Questo argomento contiene 5 risposte, ha 5 partecipanti, ed è stato aggiornato da  AT 1 anno, 9 mesi fa.

aggiornamento e pos

  • Buon pomeriggio a tutti,
    sono un architetto di 60 anni laureato dal 1980 sono professionista a tempo parziale perchè insegno.
    Partecipo a conferenze mostre convegni e ho comunque l’obbligo di “aggiornarmi”.
    Mi risulta che tale obbligo persista fino ad una certa età …
    Mi chiedo: da dove deriva una simile scelta che tra l’altro mi comporta in alcuni casi l’iscrizione onerosa a corsi in cui potrei essere io il relatore sapendone di più di chi tiene il corso ???
    Tempo e soldi sprecati !!!
    A proposito di soldi sprecati si parla di rendere obbligatorio il POS
    Non siamo commercianti o dentisti (con tutto il rispetto per le categorie ! )
    Di solito vengo pagato con bonifico a fronte di regolare fattura; perchè devo ingrassare le banche ???
    Non ci hanno tolto abbastanza ???
    Se diventa legge è la volta che veramente smetto di fare la professione …
    Sono stufo di sottostare a regole assurde che simulando criteri antievasione hanno il solo scopo di spillarci altri soldi !!!
    Grazie. M. Gerli

    l’aggiornamento professionale è un obbligo introdotto con l’ultima riforma che riguarda tutti i professionisti. Noi a Milano tale obbligo l’abbiamo interpretato come una opportunità di crescita culturale (alle mostre alle fiere e alle confernze già ci si andava…), di specilizzazione per caratterizzarsi in un mercato tanto concorrenziale, e di aggiornamento su tutte le tematiche legate alla gestione/organizzazione della nostra professione (partecipare alla giornata degli stati generali dà 6 cfp). Stiamo lavorando per rendere tale obbligo sempre più efficace e meno gravoso possibile.
    Certo che un professionista con una lunga esperienza settoriale può mettere a disposizione le sue competenze come relatore per eventi formativi specifici e ottenere cfp; scrivici.
    Sicuramente la formazione è una delle voci dell’aggiornamento che pesa sui nostri studi, insieme alle normative, le strumentazioni, i software e molto altro. Ne parleremo il 2.

    Buonasera,
    in merito alla formazione obbligatoria non sono d’accordo, anche se potrebbe sembrare una perdita di tempo in realtà credo sia invece un’opportunità per tenersi informati e per scambiare informazioni tra colleghi, inoltre i crediti formativi li erogano attraverso corsi che spesso sono gratuiti o ad un prezzo veramente irrisorio, per esempio quelli organizzati dall’Ordine, a fronte di un esborso quasi sempre solo di segreteria di € 10,00, sono eccellenti e molto interessanti. Io sto accumulando tantissimi crediti senza accorgermene, semplicemente partecipando a convegni che avrei comunque seguito indipendentemente dai crediti o andando a visitare mostre che avrei visto comunque in ogni caso.
    Così facendo ho tantissimi crediti a costo zero, molti di più di quelli obbligatori !
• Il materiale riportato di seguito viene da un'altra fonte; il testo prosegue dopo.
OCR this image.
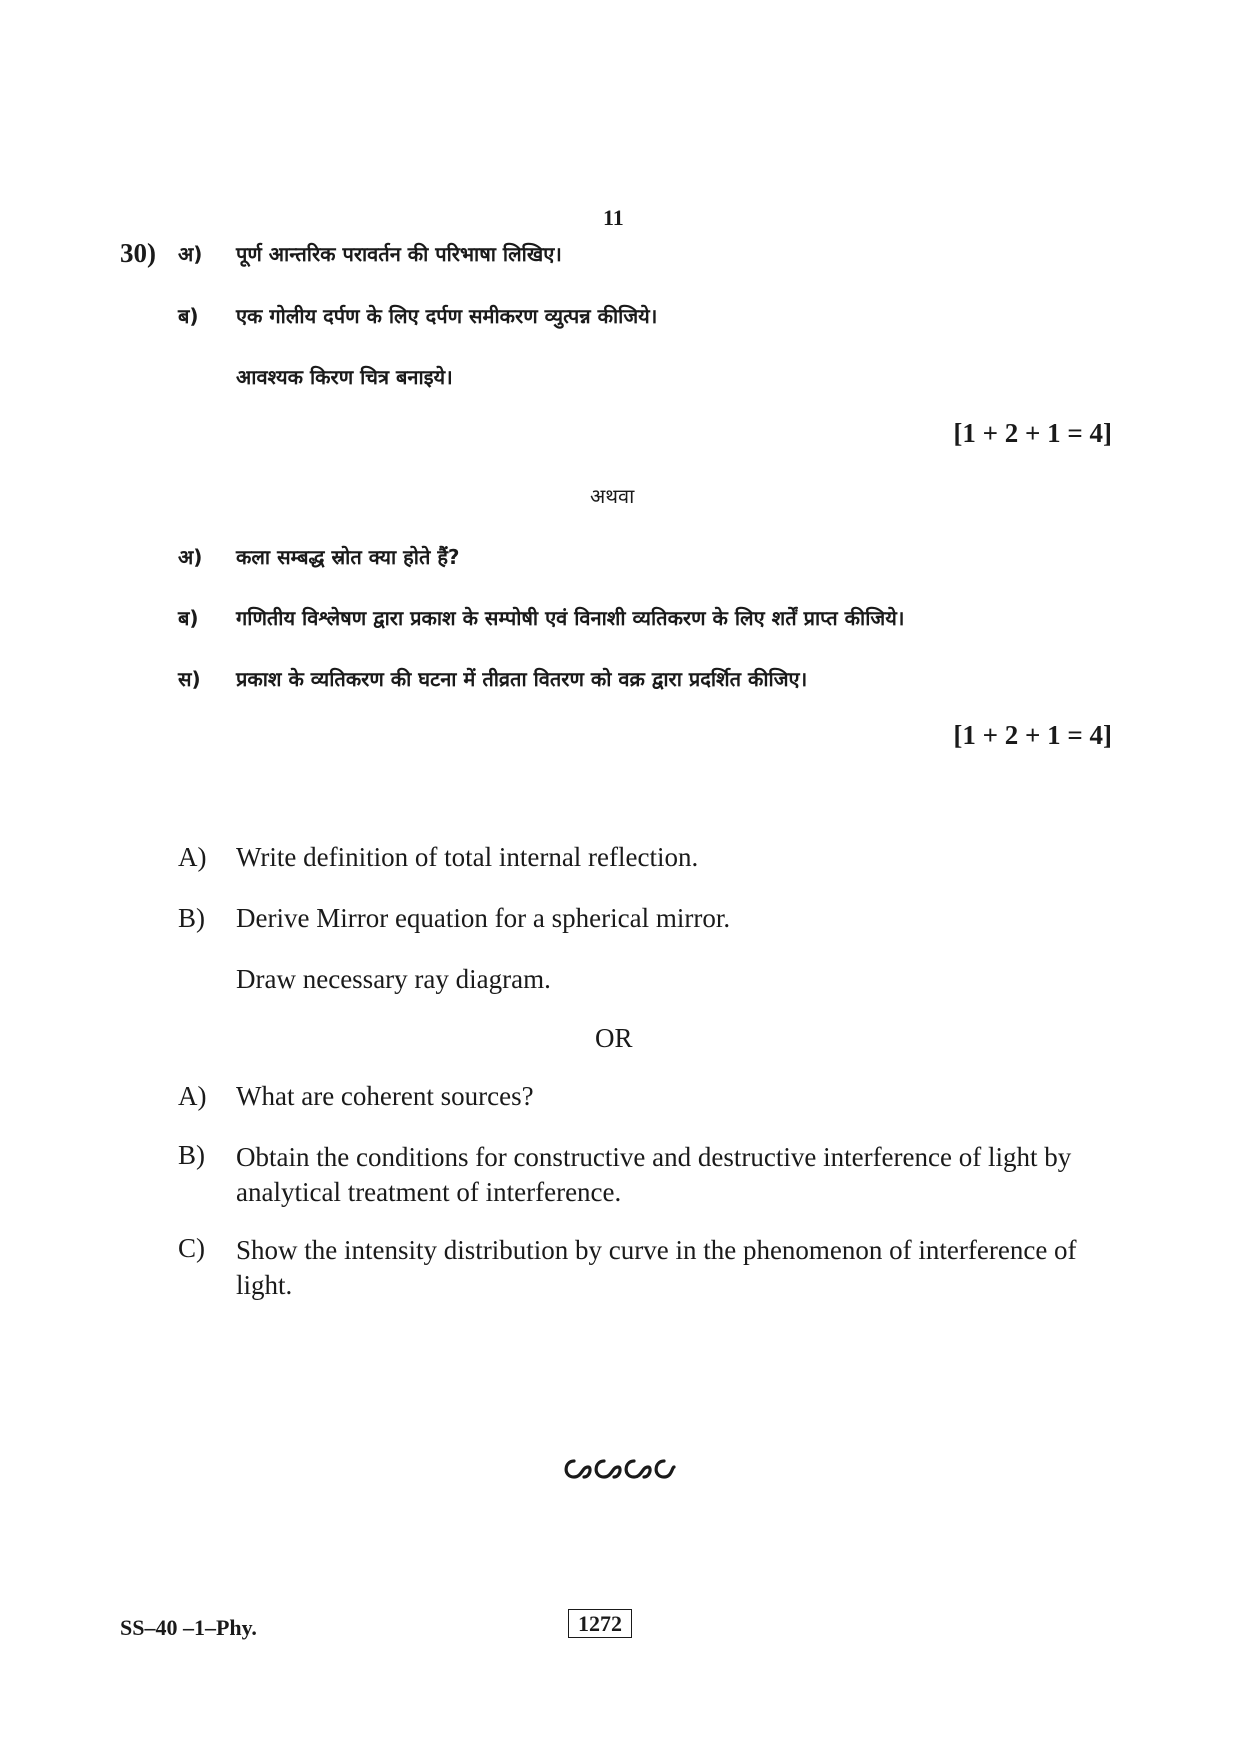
11
30) अ) पूर्ण आन्तरिक परावर्तन की परिभाषा लिखिए।
ब) एक गोलीय दर्पण के लिए दर्पण समीकरण व्युत्पन्न कीजिये।
आवश्यक किरण चित्र बनाइये।
[1 + 2 + 1 = 4]
अथवा
अ) कला सम्बद्ध स्रोत क्या होते हैं?
ब) गणितीय विश्लेषण द्वारा प्रकाश के सम्पोषी एवं विनाशी व्यतिकरण के लिए शर्तें प्राप्त कीजिये।
स) प्रकाश के व्यतिकरण की घटना में तीव्रता वितरण को वक्र द्वारा प्रदर्शित कीजिए।
[1 + 2 + 1 = 4]
A) Write definition of total internal reflection.
B) Derive Mirror equation for a spherical mirror.
Draw necessary ray diagram.
OR
A) What are coherent sources?
B) Obtain the conditions for constructive and destructive interference of light by analytical treatment of interference.
C) Show the intensity distribution by curve in the phenomenon of interference of light.
SS–40 –1–Phy.	1272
    grazie Simona per il tuo positivo positivo riscontro, la nostra sfida è proprio questa

    Buongiorno,
    sono dello stesso parere del collega e omonimo, sia sull’aggiornamento obbligatorio che sul POS.
    nel primo caso, anche prima della legge sulla formazione obbligatoria, credo che ognuno di noi, per migliorare le proprie conoscenze, partecipasse spontaneamente a convegni, conferenze, corsi ecc.
    personalmente, trovo questo dover accumulare un tot di crediti all’anno, una violenza e un insulto alla nostra professionalità.
    stessa cosa per il POS, altra legge per ingrassare le banche: a nessuno dei miei clienti è mai venuto in mente di pagarmi con il bancomat o con una carta di credito. inoltre, la maggior parte delle volte la fattura viene spedita via mail al cliente che esegue un bonifico, metodo di pagamento preferito in caso di detrazione fiscale.

    @fragerli, credo che il POS sia un falso problema, da inquadrare nell’ambito di un discorso che obbligatoriamente (per via della autonomia della professione) li tocca ma che di fatto non li riguarda.

    Mentre il tema dell’aggiornamento professionale, che trovo un termine più adatto rispetto a formazione obbligatoria, invece sia un aspetto importante che è presente in tutta europa e in tutti i servizi professionali di qualità.